Lok Sabha election results 2019: Behind BJP’s Bengal inroads, months of planning, silent toil
As the end of the counting of votes, the BJP had won 18 seats with a vote share of 40.23%, improving its 2014 performance of two seats and 17% vote share. Trinamool’s tally is down to 22 seats from 34 in 2014.
lok sabha elections Updated: May 24, 2019 14:39 ISTThe Bharatiya Janata Party (BJP) has made deep inroads into West Bengal in a blood-stained election and shaken the foundation of chief minister Mamata Banerjee’s Trinamool Congress (TMC) in its own backyard.
As the end of the counting of votes, the BJP had won 18 seats with a vote share of 40.23%, improving its 2014 performance of two seats and 17% vote share. Trinamool’s tally is down to 22 seats from 34 in 2014.
A well thought out strategy, well-oiled party machinery and months of rigorous preparation stood the BJP in good stead in the election.
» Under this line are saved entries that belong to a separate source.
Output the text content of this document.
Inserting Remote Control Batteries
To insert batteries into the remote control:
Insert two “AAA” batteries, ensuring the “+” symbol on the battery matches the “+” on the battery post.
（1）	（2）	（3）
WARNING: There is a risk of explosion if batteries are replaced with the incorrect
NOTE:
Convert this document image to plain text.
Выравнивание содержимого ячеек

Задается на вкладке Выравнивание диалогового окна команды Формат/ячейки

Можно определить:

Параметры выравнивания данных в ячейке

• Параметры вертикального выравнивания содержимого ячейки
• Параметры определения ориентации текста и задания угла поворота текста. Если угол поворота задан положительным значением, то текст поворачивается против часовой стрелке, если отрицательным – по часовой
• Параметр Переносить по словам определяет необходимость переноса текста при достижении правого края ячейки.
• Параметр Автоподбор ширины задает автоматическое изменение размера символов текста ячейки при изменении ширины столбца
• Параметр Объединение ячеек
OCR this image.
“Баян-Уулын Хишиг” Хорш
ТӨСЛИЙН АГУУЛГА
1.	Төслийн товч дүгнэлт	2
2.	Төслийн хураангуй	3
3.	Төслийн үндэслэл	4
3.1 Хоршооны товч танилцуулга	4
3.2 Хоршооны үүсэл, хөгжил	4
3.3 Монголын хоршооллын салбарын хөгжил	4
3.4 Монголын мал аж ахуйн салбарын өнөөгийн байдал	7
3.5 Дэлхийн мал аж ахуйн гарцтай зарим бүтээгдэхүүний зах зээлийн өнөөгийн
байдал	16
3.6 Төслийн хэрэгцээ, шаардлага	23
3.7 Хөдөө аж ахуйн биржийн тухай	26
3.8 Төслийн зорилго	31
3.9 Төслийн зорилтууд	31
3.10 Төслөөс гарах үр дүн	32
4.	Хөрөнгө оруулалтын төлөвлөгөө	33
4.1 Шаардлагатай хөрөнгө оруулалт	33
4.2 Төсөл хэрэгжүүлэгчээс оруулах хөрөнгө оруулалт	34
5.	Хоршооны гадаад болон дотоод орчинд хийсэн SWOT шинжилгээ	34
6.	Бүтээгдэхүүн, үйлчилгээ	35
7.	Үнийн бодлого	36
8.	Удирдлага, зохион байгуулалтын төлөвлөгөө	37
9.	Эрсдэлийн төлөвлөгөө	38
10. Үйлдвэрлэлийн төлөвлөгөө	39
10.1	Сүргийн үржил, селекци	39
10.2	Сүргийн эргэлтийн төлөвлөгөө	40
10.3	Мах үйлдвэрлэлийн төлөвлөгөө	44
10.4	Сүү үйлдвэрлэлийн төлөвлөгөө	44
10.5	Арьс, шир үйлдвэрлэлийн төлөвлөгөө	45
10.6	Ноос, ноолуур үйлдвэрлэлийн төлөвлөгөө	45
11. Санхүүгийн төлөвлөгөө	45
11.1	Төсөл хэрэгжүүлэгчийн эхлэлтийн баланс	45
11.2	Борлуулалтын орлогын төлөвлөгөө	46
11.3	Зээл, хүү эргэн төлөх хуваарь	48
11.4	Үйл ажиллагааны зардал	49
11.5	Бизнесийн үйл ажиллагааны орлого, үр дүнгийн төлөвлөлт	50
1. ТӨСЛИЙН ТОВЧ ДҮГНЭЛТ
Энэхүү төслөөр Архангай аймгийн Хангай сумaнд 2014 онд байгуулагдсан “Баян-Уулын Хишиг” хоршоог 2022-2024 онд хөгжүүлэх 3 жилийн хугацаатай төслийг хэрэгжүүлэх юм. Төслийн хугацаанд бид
The effort started in 2015 when BJP chief Amit Shah, who had taken over the reins of the party a year before that, deputed two leaders to accomplish Mission Bengal. BJP general secretary, Kailash Vijayvargiya, a veteran from Madhya Pradesh, and Rashtriya Swayamsevak Sangh leader, Shiv Prakash, also the party’s joint organisational secretary, were sent to Kolkata.
Also Read | Boosting economy to bridging divide, PM Modi has his task cut out
“The party lacked a face, the organisational structure was weak and workers lacked a killer instinct,” a BJP functionary in New Delhi said on condition of anonymity. Shah personally monitored improvement on each of these fronts.
The number of BJP mandals — the smallest unit of the party — increased from 452 to 1,280 in three years, expanding the number of stakeholders within the party set-up. The state was divided into five zones — Uttar Banga, Navadeep, Rar Banga, Hooghly Midnapur and Kolkata — with each of them comprising about eight Lok Sabha seats.
Another RSS volunteer, Arvind Menon, who, for years, oversaw the building of the party’s organisation in Madhya Pradesh, soon joined the other two leaders. Odisha BJP leader, Suresh Pujari, was also drafted in.
But the return of Mamata Banerjee as chief minister in 2016 and the BJP’s poor show in the assembly elections came as a blow. The BJP’s vote share dropped from 17% in the 2014 parliamentary election to just 10.3% in the 2016 assembly election.
“We realised what was wrong and started working on it,” a BJP leader who is part of Mission Bengal said, requesting that he not be identified as he is not authorised to speak to the media.
Also Read | ‘Victory not mine, but of people desperate for honesty’: PM Modi
The next several months went into putting a team in place in the 78,000-odd poling stations in West Bengal. By then, this number was in the range of 25,000.
“We managed to build a team of grassroots workers on every booth and it helped increase our footprint in Bengal. Today, we have our organisation in 60-65,000 polling stations,” Vijayvargiya said.
All this while, Vijayvargiya would take on Mamta Banerjee on political grounds and Shiv Prakash would stay in the background to provide logistical support. Mass contact and organisational meetings took place simultaneously.
The party had now expanded in West Bengal and it was time to add muscle to it. The BJP tapped prominent politicians who were sulking in the Trinamool. Former railway minister, Mukul Roy, of the Trinamool was a big catch in 2017, and the one-time close associate of Banerjee helped the BJP identify potential leaders who could cross over. More than two dozen prominent leaders, including MPs and MLAs, have joined the BJP since then.